August 05, 2010
Summer Study Abroad Programs in Law
Posted by Gordon Smith

Tomorrow is the final day of classes for the Georgetown Law Center's London Summer Program. This is my third experience teaching in a summer study abroad program, and, depending on how you count, my eighth or ninth time teaching outside the U.S. While I sometimes have mixed feelings about these experience, the last month in London has been extraordinary.

The Georgetown program is outstanding in every way. The students are bright and motivated. The facilities -- offices at the top of Chancery Lane and classrooms at King's College on the other end of Chancery Lane -- and administrative support have been excellent. The extracurricular events -- including a walking tour of the Inns of Court, a trip to Oxford, and a speaker series -- are interesting, well organized ... and fun! And my faculty colleagues, especially Program Director Carlos Vázquez, are engaged and accessible.

As is the norm with summer law programs, all of the courses have an international or comparative dimension. In fact, this is one of the main reasons I like to do these international engagements. (The other being that it is a wonderful way to experience another part of the world.) I have a longstanding interest in comparative business law, which sometimes is manifest in my teaching of Business Organizations and will appear increasingly in my scholarship. This summer's course, called "Corporations: US and Transnational Perspectives," has forced me to get back up to speed on developments outside the US, particularly in Europe. Whenever I teach a course like this, I learn a bit more, strengthening the foundation for comparative scholarship.

I have been fortunate to be accompanied by part or all of my family on almost all of my international teaching engagements. We also spend more than I am paid, but our children have benefited immensely from living for short stints in Paris, Lund, Sydney, Beijing, Hong Kong, and other cities. Renting a local apartment, shopping at local stores, and using local buses, subways, or other transportation options provides an experience that is dramatically different from the usual travel experience.

The students also seem to benefit from the programs. Most of the students have completed only one year of law school, so their summer employment prospects often are not strong, especially this year. In the Georgetown program, a number of the students are transitioning from evening studies to the day program, and the summer credits allow them to catch up with their peers. Even when this is not the case, students with an interest in international practice can get a toe in the water, meeting alums and other practicing lawyers. While some of the students are experienced international travelers, for others this is a new experience.
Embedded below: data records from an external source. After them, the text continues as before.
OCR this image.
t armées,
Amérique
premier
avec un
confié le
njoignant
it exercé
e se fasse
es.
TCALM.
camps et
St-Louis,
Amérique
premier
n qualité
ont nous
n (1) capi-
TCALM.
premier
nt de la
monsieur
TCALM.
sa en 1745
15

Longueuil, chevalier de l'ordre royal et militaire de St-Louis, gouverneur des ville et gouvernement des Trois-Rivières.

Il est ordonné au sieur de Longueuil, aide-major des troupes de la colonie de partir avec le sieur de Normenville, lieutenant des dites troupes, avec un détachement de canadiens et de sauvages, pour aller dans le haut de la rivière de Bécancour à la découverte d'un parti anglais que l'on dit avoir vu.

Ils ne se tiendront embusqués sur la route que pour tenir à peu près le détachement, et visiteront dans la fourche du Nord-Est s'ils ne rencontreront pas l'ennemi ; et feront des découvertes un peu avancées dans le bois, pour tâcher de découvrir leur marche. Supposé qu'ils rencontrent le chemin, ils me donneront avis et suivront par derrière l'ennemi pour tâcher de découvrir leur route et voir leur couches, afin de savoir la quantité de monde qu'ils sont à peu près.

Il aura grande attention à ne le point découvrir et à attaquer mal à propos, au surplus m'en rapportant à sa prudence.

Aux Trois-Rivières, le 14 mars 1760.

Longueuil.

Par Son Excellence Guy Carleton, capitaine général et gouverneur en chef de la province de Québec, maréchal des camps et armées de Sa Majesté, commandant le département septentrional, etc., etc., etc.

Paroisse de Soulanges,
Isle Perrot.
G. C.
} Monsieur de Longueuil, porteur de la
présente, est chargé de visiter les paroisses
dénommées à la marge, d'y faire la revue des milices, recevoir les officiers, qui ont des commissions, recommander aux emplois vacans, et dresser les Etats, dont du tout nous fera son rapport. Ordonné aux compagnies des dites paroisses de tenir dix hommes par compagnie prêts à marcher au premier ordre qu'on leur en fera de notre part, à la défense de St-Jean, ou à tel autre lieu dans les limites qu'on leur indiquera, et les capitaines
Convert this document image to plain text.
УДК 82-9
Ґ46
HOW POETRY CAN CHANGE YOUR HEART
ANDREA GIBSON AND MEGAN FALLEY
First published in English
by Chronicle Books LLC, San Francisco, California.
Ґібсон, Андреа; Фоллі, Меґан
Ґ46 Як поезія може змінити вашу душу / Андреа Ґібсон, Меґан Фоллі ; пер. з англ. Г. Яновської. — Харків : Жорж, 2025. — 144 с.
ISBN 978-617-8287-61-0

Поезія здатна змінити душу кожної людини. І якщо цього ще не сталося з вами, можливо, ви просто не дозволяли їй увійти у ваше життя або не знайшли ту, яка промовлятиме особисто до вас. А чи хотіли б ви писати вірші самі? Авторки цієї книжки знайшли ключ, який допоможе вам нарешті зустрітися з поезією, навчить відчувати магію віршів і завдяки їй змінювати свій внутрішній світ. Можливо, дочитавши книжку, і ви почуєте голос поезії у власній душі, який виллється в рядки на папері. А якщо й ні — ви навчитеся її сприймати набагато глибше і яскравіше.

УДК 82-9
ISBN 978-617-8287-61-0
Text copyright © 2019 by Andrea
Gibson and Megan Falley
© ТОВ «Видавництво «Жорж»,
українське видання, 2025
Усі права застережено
In the end, I am not a total enthusiast for summer study abroad programs in law, either for students or professors. When I wrote in anticipation of this London experience, I was excited about the opportunity for the reasons discussed above, but some summer programs are more serious on the academic side than others. Some are in better places than others. Despite my reservations, I think these programs serve a useful purpose for some students and faculty, and I am grateful to Georgetown to have been invited this summer.